- Born: 1913 Portbou, Girona, Spain
- Died: 1976 (aged 62–63) Deià, Majorca, Spain
- Known for: Painting
- Movement: Surrealism

= Esteban Francés =

Surrealist artist

Esteban Francés (30 July 1913 – 21 September 1976) was a Spanish surrealist painter.

==Biography==
Born in Portbou, Girona in 1913, he spent his first years in Figueras, until 1925, when he moved with his family to Barcelona. There he studied law, but gave up shortly before finishing and instead enrolled at the Escola de la Llotja.

Francés was an important member of the surrealist movements in Paris, Mexico, and New York City. He fled the Spanish Civil War and traveled to Paris where he became a member of the surrealist circle that included André Breton, Yves Tanguy, Óscar Domínguez, Victor Brauner, Roberto Matta and Gordon Onslow Ford, amongst others. In the 1930s Francés became romantically involved with the important Spanish/Mexican painter Remedios Varo.
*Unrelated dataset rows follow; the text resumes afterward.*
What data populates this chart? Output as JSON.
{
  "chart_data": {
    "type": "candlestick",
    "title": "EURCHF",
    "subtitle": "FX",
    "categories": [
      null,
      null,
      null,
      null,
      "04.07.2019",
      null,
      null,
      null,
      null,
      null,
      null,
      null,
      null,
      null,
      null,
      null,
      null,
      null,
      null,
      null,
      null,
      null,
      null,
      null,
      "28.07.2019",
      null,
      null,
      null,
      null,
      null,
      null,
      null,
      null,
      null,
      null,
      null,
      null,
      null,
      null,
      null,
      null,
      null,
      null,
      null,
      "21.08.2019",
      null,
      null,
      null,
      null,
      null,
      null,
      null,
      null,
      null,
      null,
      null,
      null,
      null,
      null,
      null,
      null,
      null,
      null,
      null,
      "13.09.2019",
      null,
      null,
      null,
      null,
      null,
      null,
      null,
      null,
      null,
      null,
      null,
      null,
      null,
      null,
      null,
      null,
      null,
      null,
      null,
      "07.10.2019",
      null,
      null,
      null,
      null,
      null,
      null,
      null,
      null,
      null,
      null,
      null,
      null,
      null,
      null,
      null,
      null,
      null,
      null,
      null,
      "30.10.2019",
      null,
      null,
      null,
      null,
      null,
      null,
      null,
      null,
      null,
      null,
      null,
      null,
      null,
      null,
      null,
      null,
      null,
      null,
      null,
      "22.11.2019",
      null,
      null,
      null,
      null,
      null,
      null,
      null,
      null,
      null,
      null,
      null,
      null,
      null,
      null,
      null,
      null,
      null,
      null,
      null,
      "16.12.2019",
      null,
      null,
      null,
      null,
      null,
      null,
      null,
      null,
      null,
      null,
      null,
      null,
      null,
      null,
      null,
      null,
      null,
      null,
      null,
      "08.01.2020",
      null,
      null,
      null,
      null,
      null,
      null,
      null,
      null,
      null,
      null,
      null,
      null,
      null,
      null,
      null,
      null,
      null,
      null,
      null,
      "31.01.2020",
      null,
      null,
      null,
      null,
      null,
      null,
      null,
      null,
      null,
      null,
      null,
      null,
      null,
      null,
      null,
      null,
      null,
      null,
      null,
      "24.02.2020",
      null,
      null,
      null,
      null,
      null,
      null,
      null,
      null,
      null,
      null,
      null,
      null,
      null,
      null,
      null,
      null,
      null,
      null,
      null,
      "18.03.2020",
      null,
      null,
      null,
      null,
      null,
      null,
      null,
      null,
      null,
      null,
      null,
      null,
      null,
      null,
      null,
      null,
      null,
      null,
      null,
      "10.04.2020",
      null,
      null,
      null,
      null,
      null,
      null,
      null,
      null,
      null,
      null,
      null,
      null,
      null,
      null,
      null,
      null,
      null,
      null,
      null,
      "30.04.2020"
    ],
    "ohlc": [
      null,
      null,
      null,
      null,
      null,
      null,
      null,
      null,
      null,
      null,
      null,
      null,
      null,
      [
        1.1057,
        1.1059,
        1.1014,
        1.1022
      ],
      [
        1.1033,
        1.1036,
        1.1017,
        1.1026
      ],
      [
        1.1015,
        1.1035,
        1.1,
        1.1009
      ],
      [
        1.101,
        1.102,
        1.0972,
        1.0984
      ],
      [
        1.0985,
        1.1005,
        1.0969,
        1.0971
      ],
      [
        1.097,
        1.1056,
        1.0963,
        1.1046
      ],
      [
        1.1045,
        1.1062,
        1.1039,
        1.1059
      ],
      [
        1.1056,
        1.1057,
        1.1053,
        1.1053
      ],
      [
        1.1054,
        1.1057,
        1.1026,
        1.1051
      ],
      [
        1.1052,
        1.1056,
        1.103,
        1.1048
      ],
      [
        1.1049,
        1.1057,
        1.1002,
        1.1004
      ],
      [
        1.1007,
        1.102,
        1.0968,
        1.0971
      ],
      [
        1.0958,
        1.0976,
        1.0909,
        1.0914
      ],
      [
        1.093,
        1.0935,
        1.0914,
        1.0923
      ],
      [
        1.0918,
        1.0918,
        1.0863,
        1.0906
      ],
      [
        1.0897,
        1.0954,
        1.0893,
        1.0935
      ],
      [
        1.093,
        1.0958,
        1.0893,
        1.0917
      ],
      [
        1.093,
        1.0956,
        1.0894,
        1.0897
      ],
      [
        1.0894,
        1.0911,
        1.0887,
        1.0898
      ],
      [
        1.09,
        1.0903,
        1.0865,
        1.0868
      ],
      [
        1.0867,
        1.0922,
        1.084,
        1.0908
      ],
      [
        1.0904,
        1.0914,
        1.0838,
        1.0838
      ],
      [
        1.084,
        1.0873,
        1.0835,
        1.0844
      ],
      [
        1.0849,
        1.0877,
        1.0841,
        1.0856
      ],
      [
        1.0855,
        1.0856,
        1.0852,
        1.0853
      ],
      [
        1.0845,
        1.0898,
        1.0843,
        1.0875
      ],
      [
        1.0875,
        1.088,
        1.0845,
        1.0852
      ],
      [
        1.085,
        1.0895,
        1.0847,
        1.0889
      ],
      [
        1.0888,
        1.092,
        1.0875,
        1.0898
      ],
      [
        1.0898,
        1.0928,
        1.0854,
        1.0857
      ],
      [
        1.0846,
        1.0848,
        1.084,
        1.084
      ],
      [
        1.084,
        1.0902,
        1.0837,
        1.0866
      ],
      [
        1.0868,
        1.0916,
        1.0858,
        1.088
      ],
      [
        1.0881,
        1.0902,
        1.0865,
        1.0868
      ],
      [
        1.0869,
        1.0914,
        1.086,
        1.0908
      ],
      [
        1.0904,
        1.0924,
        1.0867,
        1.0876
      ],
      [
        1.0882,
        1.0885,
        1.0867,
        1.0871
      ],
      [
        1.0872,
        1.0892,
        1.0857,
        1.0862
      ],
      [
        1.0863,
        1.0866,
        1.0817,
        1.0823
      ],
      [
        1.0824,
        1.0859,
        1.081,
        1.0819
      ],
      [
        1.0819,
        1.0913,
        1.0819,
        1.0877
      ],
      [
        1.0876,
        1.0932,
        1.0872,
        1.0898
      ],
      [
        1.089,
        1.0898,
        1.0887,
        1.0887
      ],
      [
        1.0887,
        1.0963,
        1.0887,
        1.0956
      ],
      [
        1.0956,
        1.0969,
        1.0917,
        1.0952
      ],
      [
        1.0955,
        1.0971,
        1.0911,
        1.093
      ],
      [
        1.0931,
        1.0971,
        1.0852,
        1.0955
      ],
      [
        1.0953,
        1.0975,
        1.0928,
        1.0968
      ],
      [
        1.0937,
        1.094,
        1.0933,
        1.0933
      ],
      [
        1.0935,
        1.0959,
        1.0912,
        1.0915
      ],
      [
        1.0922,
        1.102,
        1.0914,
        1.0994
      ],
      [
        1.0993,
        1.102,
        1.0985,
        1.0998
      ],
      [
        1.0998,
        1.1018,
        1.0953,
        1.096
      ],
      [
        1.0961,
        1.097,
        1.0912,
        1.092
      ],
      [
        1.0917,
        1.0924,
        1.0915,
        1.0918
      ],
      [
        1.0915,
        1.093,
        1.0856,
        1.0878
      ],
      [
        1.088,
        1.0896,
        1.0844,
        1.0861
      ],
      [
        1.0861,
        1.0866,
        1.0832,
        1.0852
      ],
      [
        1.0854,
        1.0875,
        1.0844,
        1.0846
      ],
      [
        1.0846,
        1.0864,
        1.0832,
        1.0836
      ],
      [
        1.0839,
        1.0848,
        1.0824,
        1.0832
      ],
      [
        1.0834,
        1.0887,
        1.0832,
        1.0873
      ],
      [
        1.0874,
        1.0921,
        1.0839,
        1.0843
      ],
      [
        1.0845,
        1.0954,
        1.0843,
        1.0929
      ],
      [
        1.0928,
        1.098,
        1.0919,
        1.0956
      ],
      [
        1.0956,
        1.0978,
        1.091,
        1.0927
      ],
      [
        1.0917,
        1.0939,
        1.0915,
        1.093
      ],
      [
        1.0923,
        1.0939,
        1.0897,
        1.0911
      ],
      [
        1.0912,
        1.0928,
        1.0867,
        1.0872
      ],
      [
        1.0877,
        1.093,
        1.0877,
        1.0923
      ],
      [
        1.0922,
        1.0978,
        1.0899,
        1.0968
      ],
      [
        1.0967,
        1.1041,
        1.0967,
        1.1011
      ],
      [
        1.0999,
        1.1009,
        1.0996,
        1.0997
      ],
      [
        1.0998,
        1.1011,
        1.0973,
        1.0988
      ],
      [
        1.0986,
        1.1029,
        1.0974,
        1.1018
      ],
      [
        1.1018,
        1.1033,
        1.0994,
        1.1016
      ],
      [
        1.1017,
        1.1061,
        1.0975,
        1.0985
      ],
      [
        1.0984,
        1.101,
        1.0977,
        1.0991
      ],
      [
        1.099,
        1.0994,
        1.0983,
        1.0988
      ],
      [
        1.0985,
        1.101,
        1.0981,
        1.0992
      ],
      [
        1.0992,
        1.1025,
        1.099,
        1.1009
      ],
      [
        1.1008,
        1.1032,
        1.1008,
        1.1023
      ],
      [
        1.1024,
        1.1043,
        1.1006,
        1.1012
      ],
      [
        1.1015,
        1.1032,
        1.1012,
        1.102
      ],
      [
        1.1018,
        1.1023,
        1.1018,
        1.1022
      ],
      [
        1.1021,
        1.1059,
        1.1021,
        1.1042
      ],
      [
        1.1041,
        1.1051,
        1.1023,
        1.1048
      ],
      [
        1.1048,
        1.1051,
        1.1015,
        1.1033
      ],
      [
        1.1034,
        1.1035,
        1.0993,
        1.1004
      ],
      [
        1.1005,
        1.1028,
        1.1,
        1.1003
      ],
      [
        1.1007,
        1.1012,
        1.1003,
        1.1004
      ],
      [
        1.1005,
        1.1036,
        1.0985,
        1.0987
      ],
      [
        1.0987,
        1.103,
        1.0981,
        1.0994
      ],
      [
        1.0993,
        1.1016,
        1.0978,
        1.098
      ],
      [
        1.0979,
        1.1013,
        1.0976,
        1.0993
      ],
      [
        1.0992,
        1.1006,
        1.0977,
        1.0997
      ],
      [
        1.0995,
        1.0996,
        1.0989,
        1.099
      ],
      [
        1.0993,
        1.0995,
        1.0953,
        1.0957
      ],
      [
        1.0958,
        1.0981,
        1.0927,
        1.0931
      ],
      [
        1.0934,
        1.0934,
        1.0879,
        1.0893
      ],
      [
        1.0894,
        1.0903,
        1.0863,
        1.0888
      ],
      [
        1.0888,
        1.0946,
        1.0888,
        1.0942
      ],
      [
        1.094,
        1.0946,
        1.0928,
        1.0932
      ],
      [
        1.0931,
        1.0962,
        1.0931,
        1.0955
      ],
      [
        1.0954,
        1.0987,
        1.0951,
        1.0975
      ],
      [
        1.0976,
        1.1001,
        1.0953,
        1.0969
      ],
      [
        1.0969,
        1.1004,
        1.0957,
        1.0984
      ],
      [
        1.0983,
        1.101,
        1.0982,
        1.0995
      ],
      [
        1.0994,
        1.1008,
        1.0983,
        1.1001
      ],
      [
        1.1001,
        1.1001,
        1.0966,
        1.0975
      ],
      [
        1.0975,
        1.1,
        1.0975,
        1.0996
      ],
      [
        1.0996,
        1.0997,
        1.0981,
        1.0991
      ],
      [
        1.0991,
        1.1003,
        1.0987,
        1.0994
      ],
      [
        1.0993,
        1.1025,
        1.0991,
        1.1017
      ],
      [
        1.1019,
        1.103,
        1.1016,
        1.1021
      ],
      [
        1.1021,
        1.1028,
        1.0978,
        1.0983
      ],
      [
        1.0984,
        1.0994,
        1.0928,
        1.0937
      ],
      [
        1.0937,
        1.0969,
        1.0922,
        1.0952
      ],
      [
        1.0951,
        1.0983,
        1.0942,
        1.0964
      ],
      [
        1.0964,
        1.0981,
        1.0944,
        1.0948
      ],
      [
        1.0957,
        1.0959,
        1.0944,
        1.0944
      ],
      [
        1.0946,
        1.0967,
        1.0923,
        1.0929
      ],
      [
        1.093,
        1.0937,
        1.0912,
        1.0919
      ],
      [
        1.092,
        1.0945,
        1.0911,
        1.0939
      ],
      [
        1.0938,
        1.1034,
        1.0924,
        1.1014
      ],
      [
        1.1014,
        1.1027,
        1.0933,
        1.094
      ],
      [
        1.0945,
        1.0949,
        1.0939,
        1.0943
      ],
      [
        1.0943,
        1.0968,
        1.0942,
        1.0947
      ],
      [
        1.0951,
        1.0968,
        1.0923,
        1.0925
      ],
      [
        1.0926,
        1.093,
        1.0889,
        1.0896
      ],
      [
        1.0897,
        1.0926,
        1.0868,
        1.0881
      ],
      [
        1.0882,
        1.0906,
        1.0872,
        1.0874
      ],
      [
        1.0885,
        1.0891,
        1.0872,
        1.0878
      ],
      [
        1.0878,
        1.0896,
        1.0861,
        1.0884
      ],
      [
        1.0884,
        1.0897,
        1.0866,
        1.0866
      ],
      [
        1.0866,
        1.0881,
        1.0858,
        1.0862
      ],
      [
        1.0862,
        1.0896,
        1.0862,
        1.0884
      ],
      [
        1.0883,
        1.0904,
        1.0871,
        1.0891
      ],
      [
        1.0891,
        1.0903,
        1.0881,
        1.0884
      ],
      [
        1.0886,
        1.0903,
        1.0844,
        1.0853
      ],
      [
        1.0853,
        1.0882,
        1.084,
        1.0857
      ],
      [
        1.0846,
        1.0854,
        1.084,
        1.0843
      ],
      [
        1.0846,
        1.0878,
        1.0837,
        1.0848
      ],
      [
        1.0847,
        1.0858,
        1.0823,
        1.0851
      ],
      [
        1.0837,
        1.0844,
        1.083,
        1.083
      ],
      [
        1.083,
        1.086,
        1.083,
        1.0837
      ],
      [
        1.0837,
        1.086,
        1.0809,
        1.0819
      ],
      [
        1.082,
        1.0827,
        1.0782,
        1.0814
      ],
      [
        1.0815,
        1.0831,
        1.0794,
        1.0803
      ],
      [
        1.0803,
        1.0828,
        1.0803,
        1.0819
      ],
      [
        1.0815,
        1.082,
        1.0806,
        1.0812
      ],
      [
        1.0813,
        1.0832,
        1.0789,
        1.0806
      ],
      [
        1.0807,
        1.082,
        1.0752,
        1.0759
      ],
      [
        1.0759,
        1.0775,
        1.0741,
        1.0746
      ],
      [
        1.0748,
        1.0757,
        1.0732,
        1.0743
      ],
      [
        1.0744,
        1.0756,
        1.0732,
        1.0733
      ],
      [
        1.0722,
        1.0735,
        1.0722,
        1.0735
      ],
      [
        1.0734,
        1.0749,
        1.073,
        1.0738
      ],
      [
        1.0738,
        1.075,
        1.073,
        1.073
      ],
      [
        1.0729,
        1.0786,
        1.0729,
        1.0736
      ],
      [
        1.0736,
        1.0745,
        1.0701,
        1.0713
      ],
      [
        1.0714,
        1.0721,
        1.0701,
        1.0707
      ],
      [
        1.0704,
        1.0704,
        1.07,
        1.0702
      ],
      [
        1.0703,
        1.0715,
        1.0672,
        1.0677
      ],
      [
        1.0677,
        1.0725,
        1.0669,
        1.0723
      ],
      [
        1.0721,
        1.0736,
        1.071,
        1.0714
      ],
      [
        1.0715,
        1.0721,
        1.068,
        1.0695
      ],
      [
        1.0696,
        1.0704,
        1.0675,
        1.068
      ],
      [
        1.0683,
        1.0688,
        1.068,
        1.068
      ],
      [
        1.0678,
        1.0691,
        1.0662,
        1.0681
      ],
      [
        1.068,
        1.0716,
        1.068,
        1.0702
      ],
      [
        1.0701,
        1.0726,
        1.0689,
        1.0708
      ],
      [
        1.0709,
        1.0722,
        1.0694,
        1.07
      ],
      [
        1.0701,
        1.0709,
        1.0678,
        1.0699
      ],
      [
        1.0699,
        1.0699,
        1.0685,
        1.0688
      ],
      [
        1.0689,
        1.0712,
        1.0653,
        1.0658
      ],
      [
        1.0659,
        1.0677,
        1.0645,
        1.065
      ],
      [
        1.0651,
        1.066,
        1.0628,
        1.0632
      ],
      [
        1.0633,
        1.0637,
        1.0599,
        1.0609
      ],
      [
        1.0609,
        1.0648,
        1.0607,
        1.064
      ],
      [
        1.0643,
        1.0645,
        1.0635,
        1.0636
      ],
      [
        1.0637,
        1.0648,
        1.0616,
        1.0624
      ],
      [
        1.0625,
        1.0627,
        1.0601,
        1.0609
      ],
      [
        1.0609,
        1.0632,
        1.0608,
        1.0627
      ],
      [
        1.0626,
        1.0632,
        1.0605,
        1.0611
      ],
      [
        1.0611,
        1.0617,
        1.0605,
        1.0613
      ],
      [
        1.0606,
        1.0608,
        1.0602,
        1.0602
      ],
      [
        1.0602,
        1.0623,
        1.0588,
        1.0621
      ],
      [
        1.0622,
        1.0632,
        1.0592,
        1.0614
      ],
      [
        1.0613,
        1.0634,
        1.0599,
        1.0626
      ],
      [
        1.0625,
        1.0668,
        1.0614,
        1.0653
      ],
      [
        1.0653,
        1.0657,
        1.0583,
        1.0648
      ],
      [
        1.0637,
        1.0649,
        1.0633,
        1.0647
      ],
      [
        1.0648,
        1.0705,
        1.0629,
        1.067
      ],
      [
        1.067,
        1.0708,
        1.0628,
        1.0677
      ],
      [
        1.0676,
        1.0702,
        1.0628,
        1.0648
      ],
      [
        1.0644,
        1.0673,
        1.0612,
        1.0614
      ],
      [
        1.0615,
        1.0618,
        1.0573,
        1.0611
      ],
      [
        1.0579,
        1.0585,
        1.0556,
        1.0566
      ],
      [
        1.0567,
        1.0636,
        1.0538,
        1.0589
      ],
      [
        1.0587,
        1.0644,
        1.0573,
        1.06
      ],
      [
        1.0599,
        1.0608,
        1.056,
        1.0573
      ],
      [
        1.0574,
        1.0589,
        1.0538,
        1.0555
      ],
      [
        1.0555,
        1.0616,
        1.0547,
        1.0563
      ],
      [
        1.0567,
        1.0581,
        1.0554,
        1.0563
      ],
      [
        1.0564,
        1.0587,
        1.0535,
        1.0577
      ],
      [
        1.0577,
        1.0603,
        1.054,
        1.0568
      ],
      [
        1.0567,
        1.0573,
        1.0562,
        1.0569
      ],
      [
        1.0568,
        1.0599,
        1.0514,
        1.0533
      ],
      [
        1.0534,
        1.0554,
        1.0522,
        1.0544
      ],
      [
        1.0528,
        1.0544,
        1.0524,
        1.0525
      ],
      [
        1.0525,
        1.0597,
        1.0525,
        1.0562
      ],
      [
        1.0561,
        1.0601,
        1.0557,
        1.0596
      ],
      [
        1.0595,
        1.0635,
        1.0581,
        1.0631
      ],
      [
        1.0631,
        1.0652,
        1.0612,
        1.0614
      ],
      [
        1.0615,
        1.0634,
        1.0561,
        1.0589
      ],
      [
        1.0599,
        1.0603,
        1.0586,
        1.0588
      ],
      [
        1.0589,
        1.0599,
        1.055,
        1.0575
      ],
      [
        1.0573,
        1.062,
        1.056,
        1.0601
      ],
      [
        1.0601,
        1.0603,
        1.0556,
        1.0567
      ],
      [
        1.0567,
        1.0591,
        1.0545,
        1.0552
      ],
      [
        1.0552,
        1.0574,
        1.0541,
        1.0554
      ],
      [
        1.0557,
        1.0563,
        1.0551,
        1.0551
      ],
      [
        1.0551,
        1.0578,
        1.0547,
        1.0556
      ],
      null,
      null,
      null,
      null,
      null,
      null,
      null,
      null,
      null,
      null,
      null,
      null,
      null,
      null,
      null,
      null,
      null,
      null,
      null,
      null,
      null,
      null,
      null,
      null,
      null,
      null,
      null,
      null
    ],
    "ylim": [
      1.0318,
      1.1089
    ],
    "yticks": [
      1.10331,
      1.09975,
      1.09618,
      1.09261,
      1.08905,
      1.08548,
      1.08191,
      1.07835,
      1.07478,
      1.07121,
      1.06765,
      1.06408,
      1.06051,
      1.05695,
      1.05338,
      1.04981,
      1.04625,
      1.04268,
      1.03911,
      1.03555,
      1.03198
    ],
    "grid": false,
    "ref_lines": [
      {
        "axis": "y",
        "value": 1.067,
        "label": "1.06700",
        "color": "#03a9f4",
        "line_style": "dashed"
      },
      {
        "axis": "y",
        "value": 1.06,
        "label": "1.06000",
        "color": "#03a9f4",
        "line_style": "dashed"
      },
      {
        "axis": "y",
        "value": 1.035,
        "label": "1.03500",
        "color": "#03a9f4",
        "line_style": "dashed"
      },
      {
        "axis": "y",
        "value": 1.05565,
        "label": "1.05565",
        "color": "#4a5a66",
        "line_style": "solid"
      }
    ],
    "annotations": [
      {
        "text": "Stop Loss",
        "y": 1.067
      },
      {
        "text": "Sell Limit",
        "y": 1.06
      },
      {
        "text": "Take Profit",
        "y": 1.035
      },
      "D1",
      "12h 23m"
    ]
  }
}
Irène Hamoir re-tells the story of a violent argument, which took place in 1938, between Dominguez, Louis Scutenaire and Francés. Victor Brauner attempted to protect Francés and was hit by a glass thrown by Domínguez. He was permanently deprived of his left eye as a result. Also present were Paul Éluard, Georges Hugnet, Wolfgang Paalen, Benjamin Péret and Tanguy.